I felt compelled to cancel my tours, since the new regulations ensured we would lack sufficient viewing and photography opportunities to make my own tour offerings worthwhile for clients (most reports from folks who have been to the island recently to check out the new situation back up this assertion). It’s important to point out, of course, that this was my decision based on my own goals for the experience I desired my clients to have. Some photographers may still deem the new situation to be adequate for their own goals (I’ve heard from a couple), while others are likely to feel this greatly hampers their ability to have or lead a successful trip.
For those who feel the change is a significant alteration to the photography experience, it has major consequences, as I outlined to the park office following the news. In my case, it impacts tens of thousands of dollars flowing from clients to myself, and on to island businesses. Some of my clients were traveling from as far away as Europe to visit the island, and in several cases they were extending their stay on the island before or after the tours. Now, in nearly all cases, those extended visits, hotel stays, and additional tourist activities have been canceled, impacting both visitors who can’t recoup non-refundable travel costs, and businesses that will lose revenue generated by spring guests.
I, of course, was not the only guide leading trips, and I urged the park service to contact all CUA holders to inform them of the changes, since hundreds of thousands of dollars are likely at stake.
I received no indication they would do so, however, so I reached out to fellow guides to give them a heads-up. Indeed, outside of updating their website with the new enforcement policies, I don’t believe the park service has done anything to proactively warn visitors. That is why I’ve been compelled to publish this update.
Since I first spread word of the new situation, I’ve been contacted by additional guides who were going to lead trips, as well as multiple people who were planning independent visits. They were asking for clarity about the latest rumors, seeking more information, or just wondering if I had heard and how my situation was affected.
The merits of the park’s decision can and will be debated. What cannot be questioned is that the timing of the decision has adversely affected multiple businesses (including those on San Juan Island) and individuals, and will negatively affect the visitation experience for the many people showing up on the island with different expectations this spring. Those people need to know about these changes before sinking their time and hundreds or thousands of dollars into making the trek out.
The primary intent of this article is to help visitors make a more informed decision about whether they can achieve the photography experience they were seeking. If you need further clarification, as a photographer, about the changes, you are welcome to contact me to get my perspective.
If you have questions about the official enforcement of the new regulations, I encourage you to contact the national park office directly.
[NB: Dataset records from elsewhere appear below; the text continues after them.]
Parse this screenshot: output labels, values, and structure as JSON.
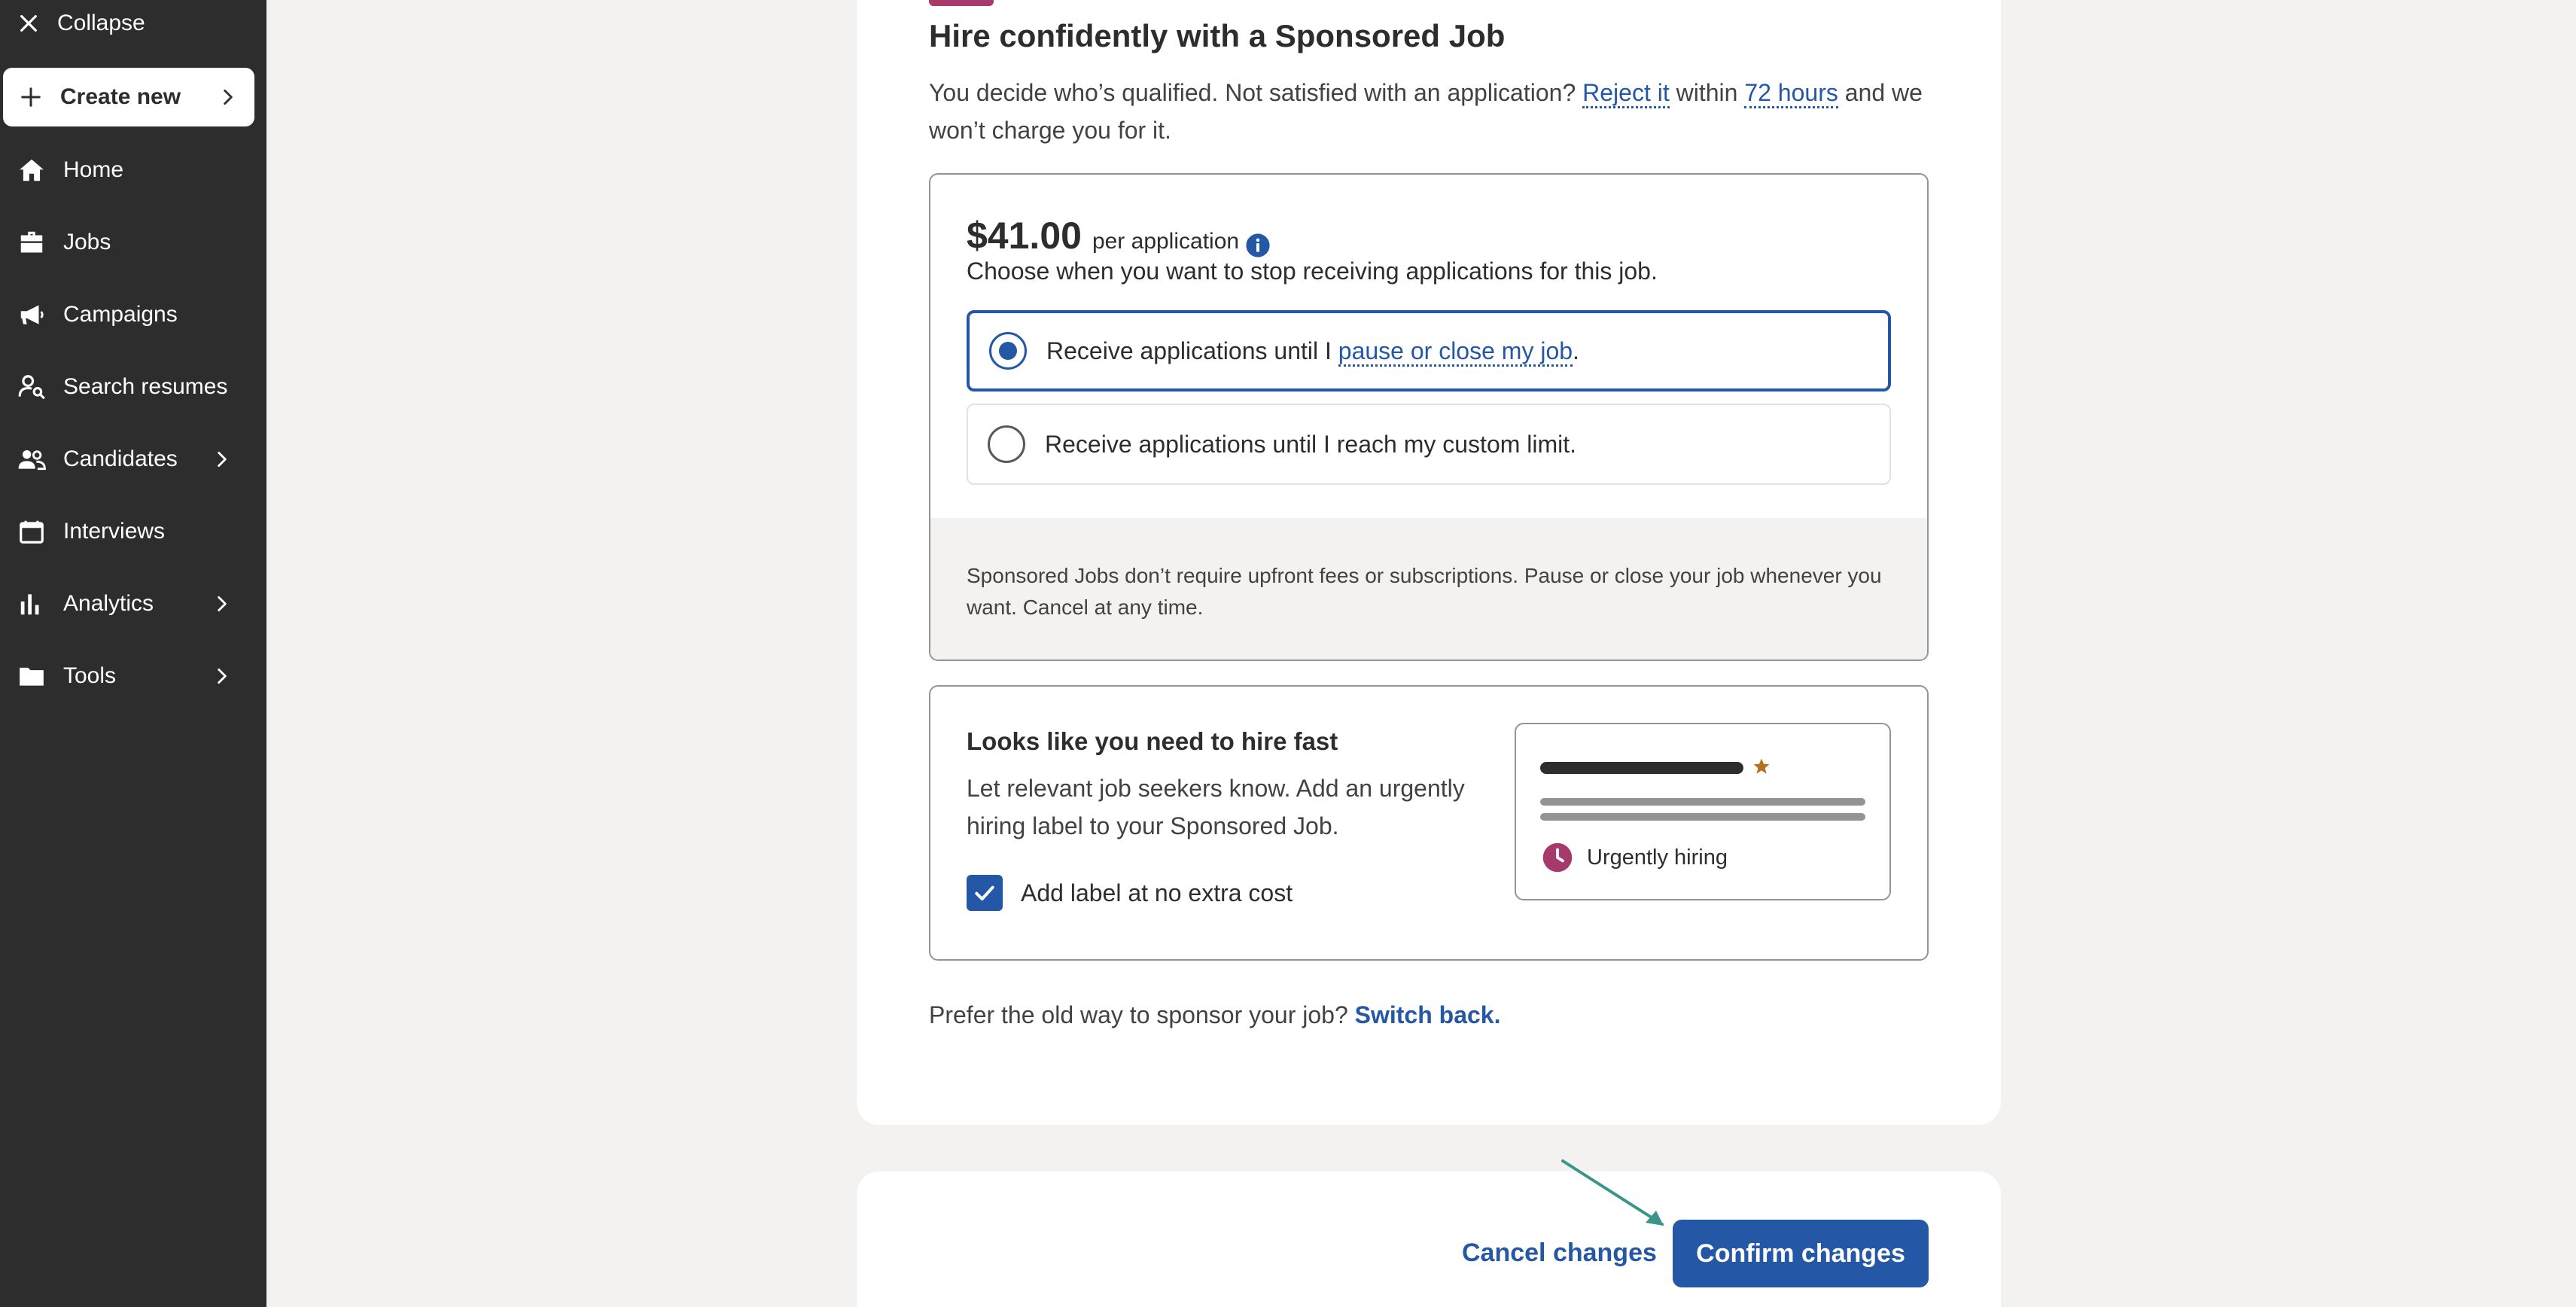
{
  "sidebar": {
    "collapse_label": "Collapse",
    "create_new_label": "Create new",
    "items": [
      {
        "label": "Home",
        "icon": "home-icon"
      },
      {
        "label": "Jobs",
        "icon": "briefcase-icon"
      },
      {
        "label": "Campaigns",
        "icon": "megaphone-icon"
      },
      {
        "label": "Search resumes",
        "icon": "person-search-icon"
      },
      {
        "label": "Candidates",
        "icon": "people-icon"
      },
      {
        "label": "Interviews",
        "icon": "calendar-icon"
      },
      {
        "label": "Analytics",
        "icon": "bar-chart-icon"
      },
      {
        "label": "Tools",
        "icon": "folder-icon"
      }
    ]
  },
  "main": {
    "heading": "Hire confidently with a Sponsored Job",
    "sub_part1": "You decide who’s qualified. Not satisfied with an application? ",
    "sub_link1": "Reject it",
    "sub_part2": " within ",
    "sub_link2": "72 hours",
    "sub_part3": " and we won’t charge you for it.",
    "pricing": {
      "price": "$41.00",
      "per": "per application",
      "choose": "Choose when you want to stop receiving applications for this job.",
      "option1_prefix": "Receive applications until I ",
      "option1_link": "pause or close my job",
      "option1_suffix": ".",
      "option2": "Receive applications until I reach my custom limit.",
      "note": "Sponsored Jobs don’t require upfront fees or subscriptions. Pause or close your job whenever you want. Cancel at any time."
    },
    "urgent": {
      "title": "Looks like you need to hire fast",
      "desc": "Let relevant job seekers know. Add an urgently hiring label to your Sponsored Job.",
      "checkbox_label": "Add label at no extra cost",
      "preview_badge": "Urgently hiring"
    },
    "switch_back_text": "Prefer the old way to sponsor your job? ",
    "switch_back_link": "Switch back."
  },
  "footer": {
    "cancel_label": "Cancel changes",
    "confirm_label": "Confirm changes"
  },
  "colors": {
    "sidebar_bg": "#2d2d2d",
    "accent": "#2557a7",
    "badge": "#a83a6b",
    "star": "#b8701e",
    "arrow": "#3a9688"
  }
}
I will not, however, address those wishing to debate the decision itself, nor the justification behind it. Others are more familiar with the history of the area and past policy to understand how solid or flimsy the reasoning behind the new enforcement is, and they will undoubtedly have more information to share on the matter.
My main opinion expressed at this time is that the timing of this last-minute change is terrible given its affect on visitors and business owners. It’s a decision that should have been handed down during fall or winter, and the park office is well aware of my opinion on that at this point. The change will undoubtedly have long term consequences from a human perspective. We’ll have to see what changes are in store for the wildlife. The eagles, for one, may be happy.